抗菌抗ウイルス性組成物及びその製造方法

【課題】種々の用途に適用した際に、長期に渡って良好な抗菌抗ウイルス性を発揮し得る抗菌抗ウイルス性組成物及びその製造方法等を提供する。
【解決手段】BET比表面積が5〜100m2/gの亜酸化銅粒子と、アルデヒド基を有する糖類とを含有し、前記アルデヒド基を有する糖類の含有量が、前記亜酸化銅粒子100質量部に対して0.5〜10質量部である抗菌抗ウイルス性組成物及びその製造方法等である。

【発明の詳細な説明】
【技術分野】
【0001】
本発明は、建築建材、衛生用品、防汚用品等の生活環境において適用される、抗菌抗ウイルス性組成物及びその製造方法、並びに、抗菌抗ウイルス性組成物分散液、抗菌抗ウイルス性組成物含有コート剤、抗菌抗ウイルス性膜、及び抗菌抗ウイルス性物品に関する。
【背景技術】
【0002】
抗菌抗ウイルス性に有効な成分として、銅(II)イオンが知られている。例えば、特許文献1には、抗菌性及び抗ウイルス性のポリマー材料であって、イオンの銅の微視的粒子を有しており、該粒子が該ポリマー材料に封入され、かつその表面から突出している、ポリマー材料が開示されている。
また、特許文献2〜4には、抗菌抗ウイルス性能において、銅(II)の化合物より銅(I)の化合物の方が優れていることが開示されている。
特許文献5には、抗菌抗ウイルス性能において、銅、酸化銅(II)、及び/又は亜酸化銅の混合組成物からなるナノ粒子が良好であると開示されている。
【0003】
また、亜酸化銅を合成する際に、グルコース等に代表される、還元性アルデヒド基を有する糖類を還元剤として使用することが広く知られている。例えば、特許文献6〜8には、グルコース等の還元糖を用いて、様々な形状を持つ数ミクロンサイズの亜酸化銅の合成について開示されている。
【0004】
さらに、光触媒物質上に銅の化合物を担持して、抗菌抗ウイルス性能を付与する研究も知られている。例えば、特許文献9には、紫外線照射下でウイルスを不活性化する酸化銅(II)担持酸化チタンからなるファージ・ウイルスの不活性剤が開示されている。

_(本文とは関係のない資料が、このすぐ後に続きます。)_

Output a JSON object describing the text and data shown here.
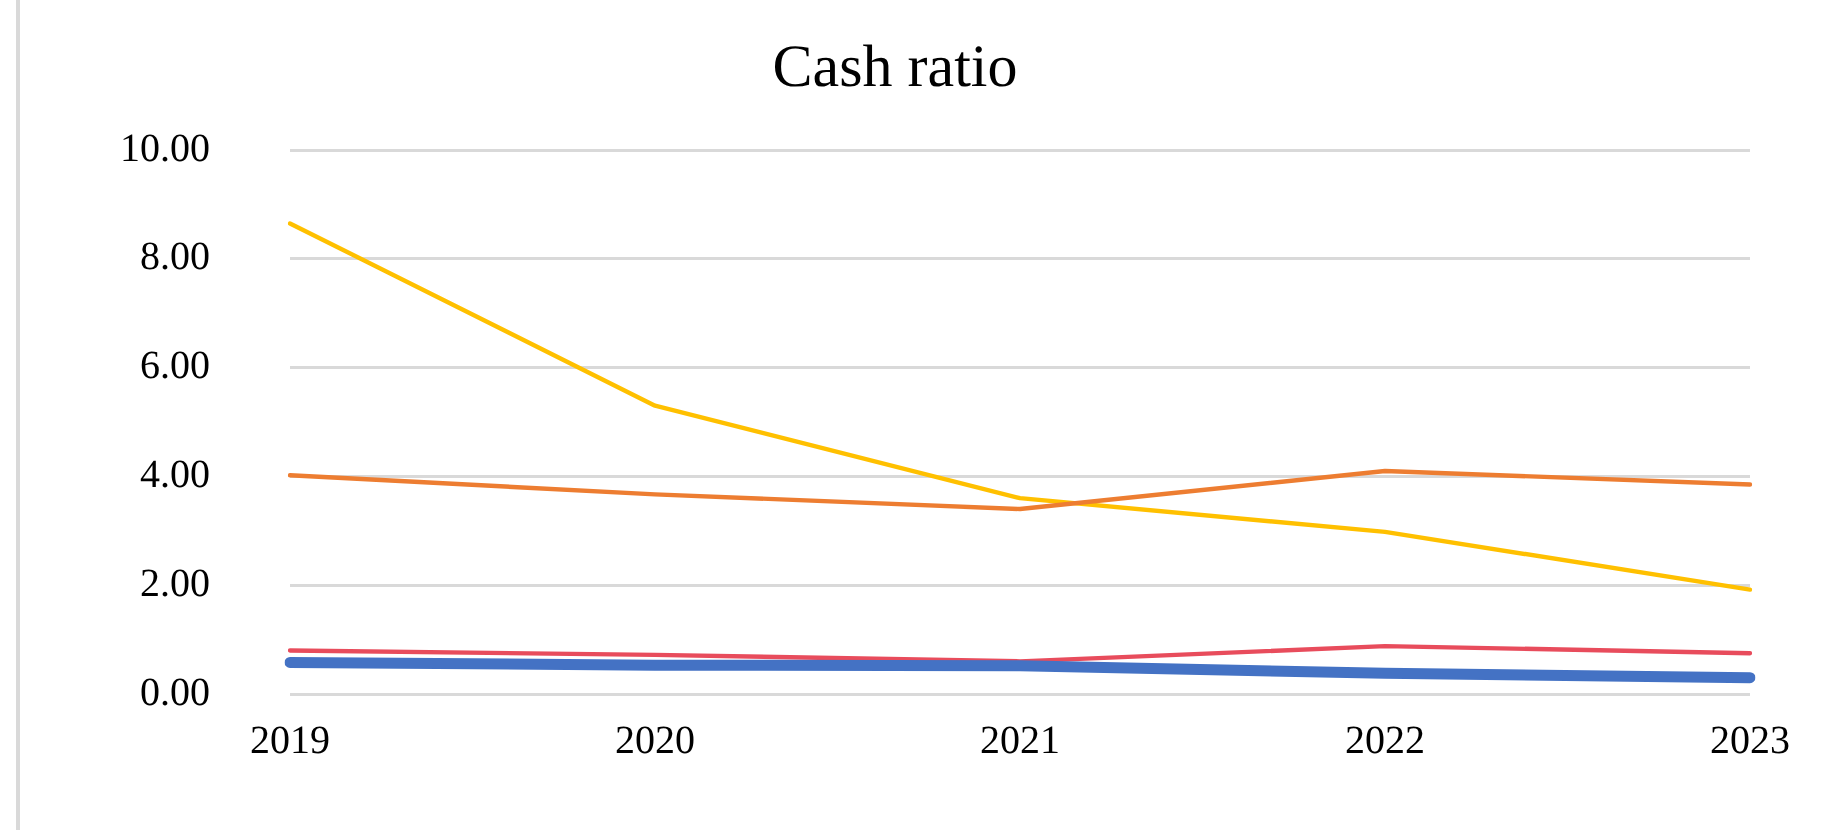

また、特許文献10には、亜酸化銅(I)担持酸化チタンが抗ウイルス性能を示すことが開示されている。特許文献11には、抗菌抗ウイルス性能において、亜酸化銅(I)が高い性能を示すことが記載されている。
【0005】
良好な抗菌抗ウイルス性を示す銅(I)の化合物としては亜酸化銅が知られているが、純粋な亜酸化銅のナノ微粒子は、大気中では不安定で、徐々に酸化銅(II)に酸化されて、抗菌抗ウイルス性能が弱まっていく。しかしこのような抗菌抗ウイルス性の低下という問題について、特許文献1〜4は、何ら開示していない。

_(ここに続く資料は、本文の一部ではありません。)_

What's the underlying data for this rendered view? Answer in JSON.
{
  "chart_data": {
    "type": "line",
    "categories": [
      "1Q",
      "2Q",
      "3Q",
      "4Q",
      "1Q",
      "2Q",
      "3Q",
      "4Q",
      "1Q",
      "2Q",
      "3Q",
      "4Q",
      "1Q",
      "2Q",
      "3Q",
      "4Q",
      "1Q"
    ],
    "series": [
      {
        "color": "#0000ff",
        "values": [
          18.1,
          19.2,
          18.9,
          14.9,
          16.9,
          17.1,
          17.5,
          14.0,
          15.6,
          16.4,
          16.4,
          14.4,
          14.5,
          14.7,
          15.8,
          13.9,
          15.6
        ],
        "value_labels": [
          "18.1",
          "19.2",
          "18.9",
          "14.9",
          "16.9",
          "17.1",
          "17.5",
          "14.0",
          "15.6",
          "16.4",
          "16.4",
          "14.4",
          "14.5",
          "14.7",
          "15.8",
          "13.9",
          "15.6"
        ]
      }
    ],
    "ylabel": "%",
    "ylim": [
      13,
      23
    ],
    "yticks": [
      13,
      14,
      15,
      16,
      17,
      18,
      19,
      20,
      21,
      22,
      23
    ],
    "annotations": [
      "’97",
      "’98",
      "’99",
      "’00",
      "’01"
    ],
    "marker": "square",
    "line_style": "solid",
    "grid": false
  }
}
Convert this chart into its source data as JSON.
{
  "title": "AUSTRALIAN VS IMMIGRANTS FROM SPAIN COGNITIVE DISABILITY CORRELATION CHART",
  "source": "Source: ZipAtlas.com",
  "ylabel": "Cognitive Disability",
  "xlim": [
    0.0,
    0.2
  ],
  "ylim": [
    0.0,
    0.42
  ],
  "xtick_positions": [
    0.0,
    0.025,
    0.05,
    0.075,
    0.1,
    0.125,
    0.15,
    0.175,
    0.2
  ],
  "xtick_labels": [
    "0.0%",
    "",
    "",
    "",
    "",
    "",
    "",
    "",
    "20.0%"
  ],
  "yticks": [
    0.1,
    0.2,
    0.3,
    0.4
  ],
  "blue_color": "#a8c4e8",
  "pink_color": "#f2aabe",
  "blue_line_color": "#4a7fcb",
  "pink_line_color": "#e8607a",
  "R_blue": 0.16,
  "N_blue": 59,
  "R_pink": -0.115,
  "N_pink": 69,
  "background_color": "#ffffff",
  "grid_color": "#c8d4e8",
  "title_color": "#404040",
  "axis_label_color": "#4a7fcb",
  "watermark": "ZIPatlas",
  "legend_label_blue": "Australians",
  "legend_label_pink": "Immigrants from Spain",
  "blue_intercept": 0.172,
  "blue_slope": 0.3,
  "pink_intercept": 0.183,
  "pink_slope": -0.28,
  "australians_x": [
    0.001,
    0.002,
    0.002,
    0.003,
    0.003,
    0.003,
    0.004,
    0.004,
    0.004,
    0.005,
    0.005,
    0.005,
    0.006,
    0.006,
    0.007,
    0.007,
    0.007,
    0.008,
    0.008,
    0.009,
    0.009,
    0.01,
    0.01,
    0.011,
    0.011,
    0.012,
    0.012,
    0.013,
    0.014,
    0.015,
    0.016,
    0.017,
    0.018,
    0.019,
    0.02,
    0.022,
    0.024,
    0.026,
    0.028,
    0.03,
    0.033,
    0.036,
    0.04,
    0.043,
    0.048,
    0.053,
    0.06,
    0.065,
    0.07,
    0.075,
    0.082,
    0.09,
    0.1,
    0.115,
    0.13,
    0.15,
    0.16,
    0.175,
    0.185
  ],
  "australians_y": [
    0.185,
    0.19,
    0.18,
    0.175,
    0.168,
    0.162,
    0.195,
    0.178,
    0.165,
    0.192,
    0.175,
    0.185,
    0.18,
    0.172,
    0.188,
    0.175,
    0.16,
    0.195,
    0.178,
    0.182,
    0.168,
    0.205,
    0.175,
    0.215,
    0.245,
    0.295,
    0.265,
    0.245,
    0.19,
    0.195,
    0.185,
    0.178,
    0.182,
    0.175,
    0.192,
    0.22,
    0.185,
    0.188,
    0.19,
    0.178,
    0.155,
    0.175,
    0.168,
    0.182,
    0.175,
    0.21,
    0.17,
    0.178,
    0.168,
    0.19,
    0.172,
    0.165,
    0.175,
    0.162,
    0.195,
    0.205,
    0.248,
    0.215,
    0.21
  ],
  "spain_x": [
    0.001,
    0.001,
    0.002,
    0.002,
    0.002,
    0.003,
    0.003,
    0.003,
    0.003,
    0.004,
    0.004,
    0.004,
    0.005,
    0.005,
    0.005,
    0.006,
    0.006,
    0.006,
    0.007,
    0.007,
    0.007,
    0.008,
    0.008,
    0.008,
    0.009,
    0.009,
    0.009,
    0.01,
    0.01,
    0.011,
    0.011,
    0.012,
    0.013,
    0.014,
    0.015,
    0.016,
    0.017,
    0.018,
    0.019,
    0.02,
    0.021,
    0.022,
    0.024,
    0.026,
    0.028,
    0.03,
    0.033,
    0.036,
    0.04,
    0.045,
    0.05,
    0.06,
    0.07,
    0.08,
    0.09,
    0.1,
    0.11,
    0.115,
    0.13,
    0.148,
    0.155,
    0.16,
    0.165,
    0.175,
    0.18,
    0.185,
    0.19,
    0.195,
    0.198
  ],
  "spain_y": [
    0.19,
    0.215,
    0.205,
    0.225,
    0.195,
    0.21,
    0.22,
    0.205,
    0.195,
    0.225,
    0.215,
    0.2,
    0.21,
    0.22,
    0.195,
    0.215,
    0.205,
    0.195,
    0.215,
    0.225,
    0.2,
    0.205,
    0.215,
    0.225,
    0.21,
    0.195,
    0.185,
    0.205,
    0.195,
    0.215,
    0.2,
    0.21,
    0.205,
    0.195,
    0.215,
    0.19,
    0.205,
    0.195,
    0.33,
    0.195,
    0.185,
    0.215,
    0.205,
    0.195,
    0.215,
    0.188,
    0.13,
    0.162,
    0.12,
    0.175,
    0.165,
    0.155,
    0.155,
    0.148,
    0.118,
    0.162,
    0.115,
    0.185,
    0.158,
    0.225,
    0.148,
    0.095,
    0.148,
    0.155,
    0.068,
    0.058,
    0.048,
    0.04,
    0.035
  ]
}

特許文献5においては、亜酸化銅のナノ粒子単体での評価はなく、また、亜酸化銅のナノ粒子が大気中で酸化されやすく、それによって、抗菌抗ウイルス性が低下するという問題についても開示されていない。
【0006】
特許文献6〜8では、亜酸化銅を合成した後に還元剤を除去している。従って、これらの文献に記載された方法で得られた亜酸化銅粉末も大気中で酸化されやすく、それによって、抗菌抗ウイルス性が低下する可能性がある。また、これらの文献に記載された方法で得られたミクロンサイズの亜酸化銅は、比表面積が小さくなり、抗菌抗ウイルス性能が低下する可能性がある。
【0007】
特許文献9には、亜酸化銅が極めて高い抗菌抗ウイルス性能を示すことは何ら開示されていない。また、抗菌抗ウイルス用途で使用するには、酸化チタン表面で酸化銅(II)の状態を維持した状態よりも、亜酸化銅の状態にした方が抗菌抗ウイルスの効果は大きい。さらに、亜酸化銅ナノ粒子が大気中で酸化され、酸化銅(II)となったものを、光触媒によって亜酸化銅に還元することは、抗菌抗ウイルス効果の持続に有利であるが、これらに関する記載もない。

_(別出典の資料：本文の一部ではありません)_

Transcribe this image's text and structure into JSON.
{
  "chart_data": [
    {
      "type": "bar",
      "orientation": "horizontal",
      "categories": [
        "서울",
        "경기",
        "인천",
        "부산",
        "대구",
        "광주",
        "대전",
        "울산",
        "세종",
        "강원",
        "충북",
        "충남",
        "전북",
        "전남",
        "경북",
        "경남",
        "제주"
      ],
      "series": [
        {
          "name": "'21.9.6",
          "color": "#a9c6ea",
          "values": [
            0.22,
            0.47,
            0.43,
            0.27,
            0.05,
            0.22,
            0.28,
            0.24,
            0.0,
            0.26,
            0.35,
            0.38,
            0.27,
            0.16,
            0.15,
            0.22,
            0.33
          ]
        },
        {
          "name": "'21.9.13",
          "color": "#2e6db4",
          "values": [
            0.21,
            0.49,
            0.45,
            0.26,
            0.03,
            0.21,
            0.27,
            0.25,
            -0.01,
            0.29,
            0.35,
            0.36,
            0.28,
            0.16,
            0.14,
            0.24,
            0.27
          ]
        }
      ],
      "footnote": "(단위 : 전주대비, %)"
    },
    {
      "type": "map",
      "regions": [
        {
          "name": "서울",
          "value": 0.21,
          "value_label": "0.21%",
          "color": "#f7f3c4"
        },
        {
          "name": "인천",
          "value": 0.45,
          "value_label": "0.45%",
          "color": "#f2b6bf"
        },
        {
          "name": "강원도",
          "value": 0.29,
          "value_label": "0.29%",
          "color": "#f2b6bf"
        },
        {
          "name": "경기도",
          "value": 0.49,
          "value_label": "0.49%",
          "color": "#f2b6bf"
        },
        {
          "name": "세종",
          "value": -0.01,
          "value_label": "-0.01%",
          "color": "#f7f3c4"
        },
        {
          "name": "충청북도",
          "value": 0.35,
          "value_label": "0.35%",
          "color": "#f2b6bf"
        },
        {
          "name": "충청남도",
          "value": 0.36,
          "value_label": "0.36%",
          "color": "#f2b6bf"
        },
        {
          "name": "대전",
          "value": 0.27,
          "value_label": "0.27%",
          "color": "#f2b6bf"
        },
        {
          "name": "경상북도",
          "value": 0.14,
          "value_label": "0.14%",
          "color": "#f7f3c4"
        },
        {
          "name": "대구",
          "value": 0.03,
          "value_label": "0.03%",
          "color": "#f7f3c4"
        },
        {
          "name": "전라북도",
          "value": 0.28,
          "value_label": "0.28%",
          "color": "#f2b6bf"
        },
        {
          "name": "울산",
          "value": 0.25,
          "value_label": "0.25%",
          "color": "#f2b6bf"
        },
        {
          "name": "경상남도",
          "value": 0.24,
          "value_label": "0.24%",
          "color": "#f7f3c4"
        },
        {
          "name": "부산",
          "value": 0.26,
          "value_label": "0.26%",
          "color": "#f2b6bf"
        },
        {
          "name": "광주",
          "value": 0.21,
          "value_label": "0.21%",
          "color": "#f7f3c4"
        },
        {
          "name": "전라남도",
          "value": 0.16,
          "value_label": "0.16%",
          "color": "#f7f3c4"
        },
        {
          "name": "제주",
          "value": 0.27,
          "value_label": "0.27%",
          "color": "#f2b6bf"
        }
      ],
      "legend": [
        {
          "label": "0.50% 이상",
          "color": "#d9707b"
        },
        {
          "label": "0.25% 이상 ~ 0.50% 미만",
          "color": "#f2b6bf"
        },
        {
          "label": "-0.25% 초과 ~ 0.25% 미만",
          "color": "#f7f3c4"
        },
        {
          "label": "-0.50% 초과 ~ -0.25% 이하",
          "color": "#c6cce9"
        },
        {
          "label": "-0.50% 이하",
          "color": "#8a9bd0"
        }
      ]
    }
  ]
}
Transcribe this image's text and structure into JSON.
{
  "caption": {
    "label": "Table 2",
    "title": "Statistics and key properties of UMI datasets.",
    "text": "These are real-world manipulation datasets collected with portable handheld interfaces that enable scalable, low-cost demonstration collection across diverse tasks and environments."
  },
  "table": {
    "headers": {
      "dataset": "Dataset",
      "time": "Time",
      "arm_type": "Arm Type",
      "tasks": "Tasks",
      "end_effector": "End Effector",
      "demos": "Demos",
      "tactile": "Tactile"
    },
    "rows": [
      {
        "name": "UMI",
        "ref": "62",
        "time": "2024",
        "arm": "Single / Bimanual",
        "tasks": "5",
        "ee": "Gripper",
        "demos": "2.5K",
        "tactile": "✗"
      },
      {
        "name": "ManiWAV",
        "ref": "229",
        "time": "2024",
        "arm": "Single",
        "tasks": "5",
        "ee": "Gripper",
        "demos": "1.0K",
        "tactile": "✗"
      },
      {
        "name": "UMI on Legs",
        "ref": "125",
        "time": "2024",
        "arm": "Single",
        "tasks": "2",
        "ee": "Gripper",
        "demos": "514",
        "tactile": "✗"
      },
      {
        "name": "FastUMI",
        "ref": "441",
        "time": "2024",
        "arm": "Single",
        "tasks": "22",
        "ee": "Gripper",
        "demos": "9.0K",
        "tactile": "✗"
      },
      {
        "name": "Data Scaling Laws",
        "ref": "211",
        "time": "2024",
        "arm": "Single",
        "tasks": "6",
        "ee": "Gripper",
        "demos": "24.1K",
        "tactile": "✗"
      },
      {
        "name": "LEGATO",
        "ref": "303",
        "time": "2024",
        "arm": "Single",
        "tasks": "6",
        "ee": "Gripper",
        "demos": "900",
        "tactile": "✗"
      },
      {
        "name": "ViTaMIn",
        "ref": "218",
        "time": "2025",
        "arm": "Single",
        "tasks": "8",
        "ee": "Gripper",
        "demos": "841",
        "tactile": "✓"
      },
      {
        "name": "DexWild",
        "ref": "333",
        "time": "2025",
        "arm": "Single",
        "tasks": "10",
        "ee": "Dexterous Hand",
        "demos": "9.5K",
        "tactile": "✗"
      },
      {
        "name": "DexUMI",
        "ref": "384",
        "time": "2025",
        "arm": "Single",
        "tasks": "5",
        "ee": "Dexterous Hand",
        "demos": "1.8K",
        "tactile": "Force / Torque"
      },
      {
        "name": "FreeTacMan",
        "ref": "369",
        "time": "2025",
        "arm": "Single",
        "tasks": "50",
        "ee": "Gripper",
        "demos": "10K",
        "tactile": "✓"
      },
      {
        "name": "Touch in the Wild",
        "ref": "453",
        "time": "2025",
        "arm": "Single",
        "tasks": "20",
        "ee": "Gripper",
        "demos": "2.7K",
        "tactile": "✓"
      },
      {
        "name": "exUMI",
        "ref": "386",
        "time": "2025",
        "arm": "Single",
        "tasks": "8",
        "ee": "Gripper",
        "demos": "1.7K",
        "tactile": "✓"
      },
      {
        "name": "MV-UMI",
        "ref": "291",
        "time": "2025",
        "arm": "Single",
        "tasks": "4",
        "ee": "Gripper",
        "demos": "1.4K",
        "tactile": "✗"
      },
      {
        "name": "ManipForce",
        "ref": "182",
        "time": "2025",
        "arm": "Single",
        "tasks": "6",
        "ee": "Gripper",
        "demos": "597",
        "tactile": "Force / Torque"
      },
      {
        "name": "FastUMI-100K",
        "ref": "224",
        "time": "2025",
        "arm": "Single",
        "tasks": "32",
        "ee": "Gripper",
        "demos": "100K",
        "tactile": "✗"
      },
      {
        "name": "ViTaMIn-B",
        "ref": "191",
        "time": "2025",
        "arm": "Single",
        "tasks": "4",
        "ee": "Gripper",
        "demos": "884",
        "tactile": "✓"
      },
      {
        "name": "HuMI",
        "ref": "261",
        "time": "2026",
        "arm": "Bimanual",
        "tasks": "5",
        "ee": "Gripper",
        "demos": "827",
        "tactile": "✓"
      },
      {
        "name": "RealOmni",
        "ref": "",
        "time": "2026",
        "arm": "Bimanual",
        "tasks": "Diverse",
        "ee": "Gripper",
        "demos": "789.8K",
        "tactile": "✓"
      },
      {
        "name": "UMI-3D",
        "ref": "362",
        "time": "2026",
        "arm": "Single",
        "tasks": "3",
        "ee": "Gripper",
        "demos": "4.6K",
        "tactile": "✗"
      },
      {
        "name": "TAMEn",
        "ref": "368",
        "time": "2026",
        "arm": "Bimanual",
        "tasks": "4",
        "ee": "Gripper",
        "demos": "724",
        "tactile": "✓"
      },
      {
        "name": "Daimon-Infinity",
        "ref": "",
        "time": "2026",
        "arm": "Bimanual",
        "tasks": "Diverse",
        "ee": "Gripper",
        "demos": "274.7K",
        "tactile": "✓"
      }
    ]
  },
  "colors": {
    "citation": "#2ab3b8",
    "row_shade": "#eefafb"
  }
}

特許文献10に記載の亜酸化銅(I)担持酸化チタンも大気中で酸化されやすい点については他の文献の場合と変わらず、抗菌抗ウイルス性が低下する可能性がある。
特許文献11においては、亜酸化銅(I)が大気中で酸化されやすく、それによって、抗菌抗ウイルス性能が低下する可能性がある。この点に関し、特許文献11は、亜酸化銅(I)の酸化を抑制する方法に関しては開示していない。
【先行技術文献】
【特許文献】
【0008】
【特許文献1】特表2003−528975号公報
【特許文献2】特表2006−506105号公報
【特許文献3】特表2007−504291号公報
【特許文献4】特表2008−518712号公報
【特許文献5】特表2009−526828号公報
【特許文献6】特許4401197号公報
【特許文献7】特許4401198号公報
【特許文献8】特許4473607号公報
【特許文献9】特許4646210号公報
【特許文献10】CN101322939A
【特許文献11】特開2011−153163号公報
【発明の概要】
【発明が解決しようとする課題】
【0009】
本発明は、種々の用途に適用した際に、長期に渡って良好な抗菌抗ウイルス性を発揮し得る抗菌抗ウイルス性組成物及びその製造方法、並びに抗菌抗ウイルス性組成物分散液を提供することを目的とする。また、長期に渡って良好な抗菌抗ウイルス性を発揮し得る抗菌抗ウイルス性組成物含有コート剤、抗菌抗ウイルス性膜、及び抗菌抗ウイルス性物品を提供することを目的とする。
【課題を解決するための手段】
【0010】
本発明者らは、良好な抗菌抗ウイルス性を発揮する亜酸化銅粒子を、大気中において酸化銅(II)に酸化させることなく安定に存在させるために、還元性アルデヒド基を有する糖類(以下、「還元性糖類」ということがある)を特定量共存させておくことが重要であることを見出した。すなわち、特定量の還元性糖類の存在により、亜酸化銅の良好な抗菌抗ウイルス性が長期に渡って維持されることを見出した。また、光触媒物質と組み合わせることで、酸化銅(II)へ酸化されて抗菌抗ウイルス性能を失ったものを、光照射によって亜酸化銅に還元し、半永久的に効果を持続させ得ることを見出した。さらに、光触媒物質として、特定の可視光応答型光触媒を使用することで、可視光照射下において、抗菌抗ウイルス性能を半永久的に持続させることができることを見出した。
すなわち、本発明は下記の通りである。
【0011】
[1] BET比表面積が5〜100m2/gの亜酸化銅粒子と、アルデヒド基を有する糖類とを含有し、前記アルデヒド基を有する糖類の含有量が、前記亜酸化銅粒子100質量部に対して0.5〜10質量部である抗菌抗ウイルス性組成物。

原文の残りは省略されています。